I've come across a puzzle (Problem 10 from this list of sample interview questions):

One day, an alien comes to Earth. Every day, each alien does one of four things, each with equal probability to:

• Kill himself


• Do nothing


• Split himself into two aliens (while killing himself)


• split himself into three aliens (while killing himself)

What is the probability that the alien species eventually dies out entirely?

Unfortunately, I haven't been able to solve the problem theoretically. Then I moved on to simulate it with a basic Markov Chain and Monte Carlo simulation in mind.

This was not asked to me in an interview. I learned the problem from a friend, then found the link above while searching for mathematical solutions.

Reinterpreting the question

We start with the number of aliens n = 1. n has a chance to not change, be decremented by 1, be incremented by 1, and be incremented by 2, %25 for each. If n is incremented, i.e. aliens multiplied, we repeat this procedure for n times again. This corresponds to each alien will do its thing again. I have to put an upper limit though, so that we stop simulating and avoid a crash. n is likely to increase and we're looping n times again and again.

If aliens somehow go extinct, we stop simulating again since there's nothing left to simulate.

After n reaches zero or the upper limit, we also record the population (it will be either zero or some number >= max_pop).

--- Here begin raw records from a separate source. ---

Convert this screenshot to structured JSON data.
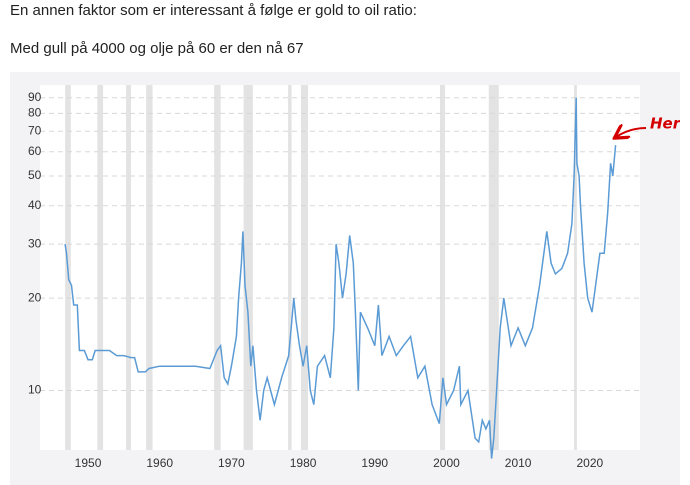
{
  "post": {
    "paragraphs": [
      "En annen faktor som er interessant å følge er gold to oil ratio:",
      "Med gull på 4000 og olje på 60 er den nå 67"
    ]
  },
  "chart_data": {
    "type": "line",
    "log_y": true,
    "grid": true,
    "annotation": "Her",
    "recession_color": "#e3e3e3",
    "xlim": [
      1943.3,
      2027
    ],
    "xticks": [
      1950,
      1960,
      1970,
      1980,
      1990,
      2000,
      2010,
      2020
    ],
    "ylim": [
      6.4,
      99
    ],
    "yticks": [
      10,
      20,
      30,
      40,
      50,
      60,
      70,
      80,
      90
    ],
    "recessions": [
      [
        1946.8,
        1947.6
      ],
      [
        1951.3,
        1952.1
      ],
      [
        1955.3,
        1956.0
      ],
      [
        1958.1,
        1959.0
      ],
      [
        1967.6,
        1968.5
      ],
      [
        1971.7,
        1973.0
      ],
      [
        1977.9,
        1978.4
      ],
      [
        1979.7,
        1980.7
      ],
      [
        1999.1,
        1999.8
      ],
      [
        2005.9,
        2007.3
      ],
      [
        2017.8,
        2018.2
      ]
    ],
    "x": [
      1946.8,
      1947,
      1947.3,
      1947.7,
      1948,
      1948.5,
      1948.8,
      1949.5,
      1950,
      1950.6,
      1951,
      1953,
      1954,
      1955,
      1956,
      1956.5,
      1957,
      1958,
      1958.5,
      1960,
      1965,
      1967,
      1968,
      1968.5,
      1969,
      1969.5,
      1970,
      1970.7,
      1971,
      1971.4,
      1971.6,
      1971.9,
      1972.3,
      1972.7,
      1973,
      1973.5,
      1974,
      1974.5,
      1975,
      1976,
      1977,
      1978,
      1978.7,
      1979,
      1979.5,
      1980,
      1980.5,
      1981,
      1981.5,
      1982,
      1983,
      1983.8,
      1984.3,
      1984.6,
      1985,
      1985.5,
      1986,
      1986.5,
      1987,
      1987.3,
      1987.7,
      1988,
      1989,
      1990,
      1990.5,
      1991,
      1992,
      1993,
      1994,
      1995,
      1996,
      1997,
      1998,
      1999,
      1999.5,
      2000,
      2001,
      2001.8,
      2002,
      2003,
      2004,
      2004.5,
      2005,
      2005.5,
      2006,
      2006.3,
      2006.6,
      2007,
      2007.5,
      2008,
      2009,
      2010,
      2011,
      2012,
      2013,
      2014,
      2014.6,
      2015.2,
      2016.1,
      2016.9,
      2017.5,
      2017.8,
      2018.1,
      2018.2,
      2018.5,
      2018.7,
      2019.2,
      2019.7,
      2020.3,
      2020.8,
      2021.4,
      2022,
      2022.5,
      2022.9,
      2023.2,
      2023.6
    ],
    "series": [
      {
        "name": "Gold to oil ratio",
        "color": "#5b9bd5",
        "values": [
          30,
          28,
          23,
          22,
          19,
          19,
          13.5,
          13.5,
          12.6,
          12.6,
          13.5,
          13.5,
          13,
          13,
          12.8,
          12.8,
          11.5,
          11.5,
          11.8,
          12,
          12,
          11.8,
          13.5,
          14,
          11,
          10.5,
          12,
          15,
          20,
          26,
          33,
          22,
          18,
          12,
          14,
          10,
          8,
          10,
          11,
          9,
          11,
          13,
          20,
          17,
          14,
          12,
          14,
          10,
          9,
          12,
          13,
          11,
          16,
          30,
          26,
          20,
          24,
          32,
          26,
          18,
          10,
          18,
          16,
          14,
          19,
          13,
          15,
          13,
          14,
          15,
          11,
          12,
          9,
          7.8,
          11,
          9,
          10,
          12,
          9,
          10,
          7,
          6.8,
          8,
          7.5,
          8,
          6,
          7,
          10,
          16,
          20,
          14,
          16,
          14,
          16,
          22,
          33,
          26,
          24,
          25,
          28,
          35,
          50,
          90,
          55,
          50,
          40,
          26,
          20,
          18,
          22,
          28,
          28,
          38,
          55,
          50,
          63
        ]
      }
    ]
  }
}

I repeat this many times and record every result. At the end, number of zeros divided by total number of results should give me an approximation.

The code

from random import randint

import numpy as np



pop_max = 100

iter_max = 100000



results = np.zeros(iter_max, dtype=int)



for i in range(iter_max):

    n = 1

    while n > 0 and n < pop_max:

        for j in range(n):

            x = randint(1, 4)

            if x == 1:

                n = n - 1

            elif x == 2:

                continue

            elif x == 3:

                n = n + 1

            elif x == 4:

                n = n + 2

    results[i] = n



print( np.bincount(results)[0] / iter_max )

iter_max and pop_max can be changed indeed, but I thought if there is 100 aliens, the probability that they go extinct would be negligibly low. This is just a guess though, I haven't done anything to calculate a (more) proper upper limit for population.

This code gives promising results, fairly close to the real answer which is approximately %41.4.

Some outputs

> python aliens.py

0.41393

> python aliens.py

0.41808

> python aliens.py

0.41574

> python aliens.py

0.4149

> python aliens.py

0.41505

> python aliens.py

0.41277

> python aliens.py

0.41428

> python aliens.py

0.41407

> python aliens.py

0.41676

Aftermath

I'm okay with the results but I can't say the same for the time this code takes. It takes around 16-17 seconds :)

How can I improve the speed? How can I optimize loops (especially the while loop)? Maybe there's a much better approach or better models?

There are some obvious possible simplifications for elegance, if not necessarily for speed.

The while condition should be written as a double-ended inequality:

while 0 < n < pop_max:

    …

The variable j is unused. The convention is to use _ as the name of a "throwaway" variable.

The if-elif chain can be eliminated with a smarter randint() call:

for j in range(n):

    n += randint(-1, 2)

NumPy is overkill here, when all you want to know whether the population went extinct. The built-in sum() function can do the counting for you.

Each simulation run is independent. I'd put the code in a function for readability.

from random import randint



def population(pop_max=100):

    n = 1

    while 0 < n < pop_max:

        for _ in range(n):

            n += randint(-1, 2)

    return n



iterations = 100000

print(sum(population() == 0 for _ in range(iterations)) / iterations)

numpy has a function to generate a random array, this might be faster than generating a random number within the inner loop.
https://docs.scipy.org/doc/numpy/reference/generated/numpy.random.randint.html

You can also try generating a larger 32 or 64-bit number, and shifting and masking the whole time to get 2 random bits. However, this is a bit far-fetched.